O meu contato com a obra de J.J. Veiga foi tardio, porém marcante. No início dos anos 1980, o pré-vestibular para a Universidade Federal de Goiás me apresentou a literatura de Carmo Bernardes, Hugo de Carvalho Ramos e Bernardo Élis. Na faculdade, eu me encantei com a poesia de Cora Coralina. Já naquela época, eu sempre ouvia alguém comentando sobre Veiga, o que me despertava o interesse em ler algo dele, mas nunca dava certo. Não lastimo. Acho que foi profícuo descobrir a prosa veigueana apenas na minha madurez, quando concebo ter um pouco mais de tino do que na juventude.
Há cerca de 2 anos, no tempo dos dias macios, fruíamos um sábado à noite na Rua do Rosário, em Pirenópolis. Lá, praticávamos o autêntico epicurismo goiano, bebericando, petiscando e jogando conversa fora, quando apareceu um cidadão (um caboclo, como diria Veiga) vendendo uns livros de sua própria lavra. Comprei-lhe dois exemplares e elogiei sua labuta. Trocamos uns dois dedos de prosa e acabamos falando sobre J.J. Veiga. Não poderia ser mais simbólico: eu topava com a lembrança do Veiga exatamente na sua terra (ele nasceu na fazenda Morro Grande, entre Pirenópolis e Corumbá). Era um sinal.
Pouco meses depois, perambulando por São Paulo, farejei uma livraria nas proximidades da Paulista. Com olhos de ourives e paciência de Jó, fui examinando as intermináveis prateleiras apinhadas de emoções escritas. Aprazível tarefa. Sorri, vitorioso, quando achei “Os Cavalinhos de Platiplanto” e “Sombras de Reis Barbudos”. Investi a bagatela de 23 reais. Ô divertimento barato — pensei. Chegando a Goiânia, Li “os cavalinhos”, escrito em 1959. Texto firme, direto, simples sem ser banal. Deixei os “reis barbudos” descansando na estante. Há coisa de 2 meses, li “A Hora dos Ruminantes”, de 1966, e, enfim, “Sombras de Reis Barbudos”, de 1972. Romances primorosos, diferentes, instigantes. Eu me embrenhava nos labirintos do Veiga.

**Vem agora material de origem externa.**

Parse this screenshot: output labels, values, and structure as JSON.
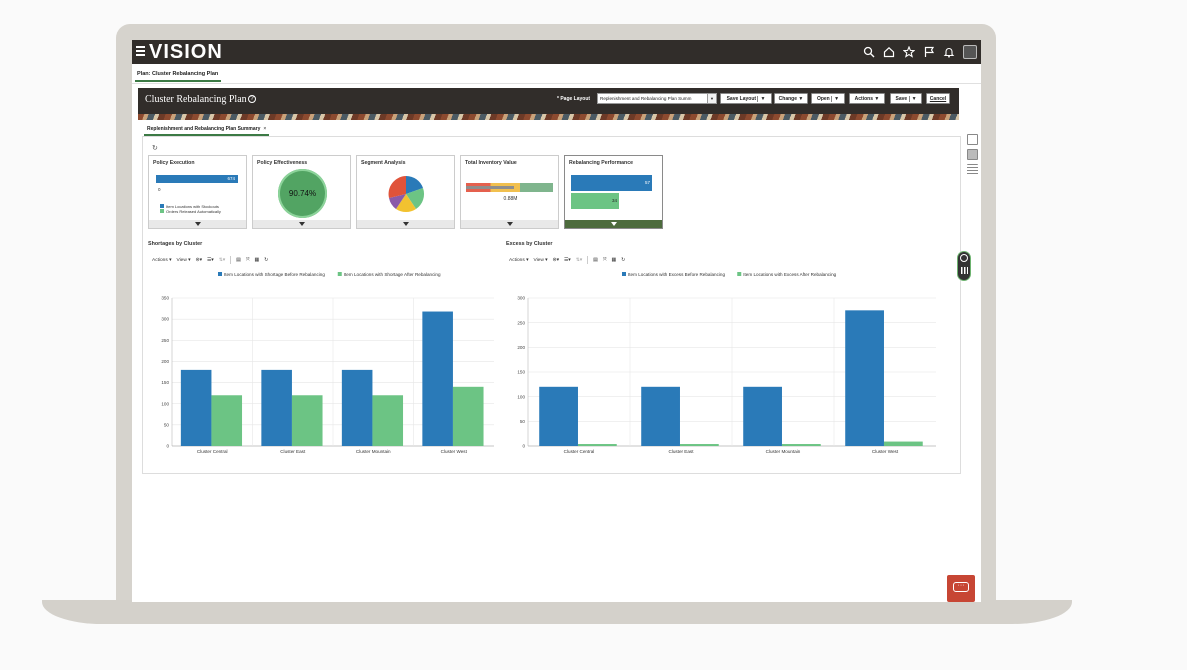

Embrenhei-me por poucas léguas, é verdade. Os três livros são clássicos, mas representam uma gleba no latifúndio ficcional do autor. Além do alumbramento, a leitura ficou-me como aperitivo para futuras incursões. Como Tolstói, Veiga cantou suas aldeias goianas e fez-se universal. Sua matéria era o homem do interior, mas poderia ser o do Rio de Janeiro ou de Londres (intrinsecamente, todos são feitos da mesmíssima substância). Às pacatas vilas interioranas, arcádias de felicidade aparente, Veiga fazia chegar o desconhecido, o estranho, o insólito. A chegada desse ente perturbador, por vezes hostil e repressivo, e os efeitos dele sobre aquelas vidas pequenas e contidas, é que formariam o mosaico para as estórias do escritor.

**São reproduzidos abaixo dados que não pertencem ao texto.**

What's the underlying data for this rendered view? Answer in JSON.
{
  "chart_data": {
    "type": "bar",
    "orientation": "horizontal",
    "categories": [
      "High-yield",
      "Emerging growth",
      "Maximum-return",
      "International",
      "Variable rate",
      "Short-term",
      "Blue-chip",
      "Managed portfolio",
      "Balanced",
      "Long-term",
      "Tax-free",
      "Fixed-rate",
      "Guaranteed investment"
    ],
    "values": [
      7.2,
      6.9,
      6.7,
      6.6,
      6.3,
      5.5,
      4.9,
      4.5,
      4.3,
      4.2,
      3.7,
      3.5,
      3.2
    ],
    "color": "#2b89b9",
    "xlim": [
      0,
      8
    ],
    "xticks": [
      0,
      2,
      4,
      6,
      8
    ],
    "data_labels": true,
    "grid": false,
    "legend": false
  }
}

José Jacinto Veiga foi um sujeito desbravador. Um bandeirante às avessas, pois o seu ouro era outro. Nasceu na roça, estudou no Lyceu de Goyaz, foi caixeiro das Lojas Pernambucanas. Aos 20 anos, mudou-se pro Rio de Janeiro, onde trabalhou como propagandista de remédios, radialista e escriturário. Obstinado, fez-se advogado na Faculdade Nacional de Direito. Depois, deu vazão à sua alma irrequieta mudando-se para Londres, onde permaneceu por 5 anos, trabalhando na BBC. De volta ao Rio, o amigo goiano de Guimarães Rosa reencontrou seu dom e nos legou uma literatura mágica e forte.
Veiga disse numa entrevista que o que esperava da sua obra era que ela causasse desassossego nos leitores. Eu acho que esse é o seu grande mérito. Tirar-nos da zona de conforto. Nos desassossegar. Levar-nos a pensar sobre nossas crenças, medos, fraquezas e sonhos. Em fevereiro, completam-se 106 anos do nascimento do autor. Tomara que esta crônica desperte o interesse por um dos maiores tesouros literários do Brasil, que anda meio esquecido: José J. Veiga, o genial tecedor do insólito.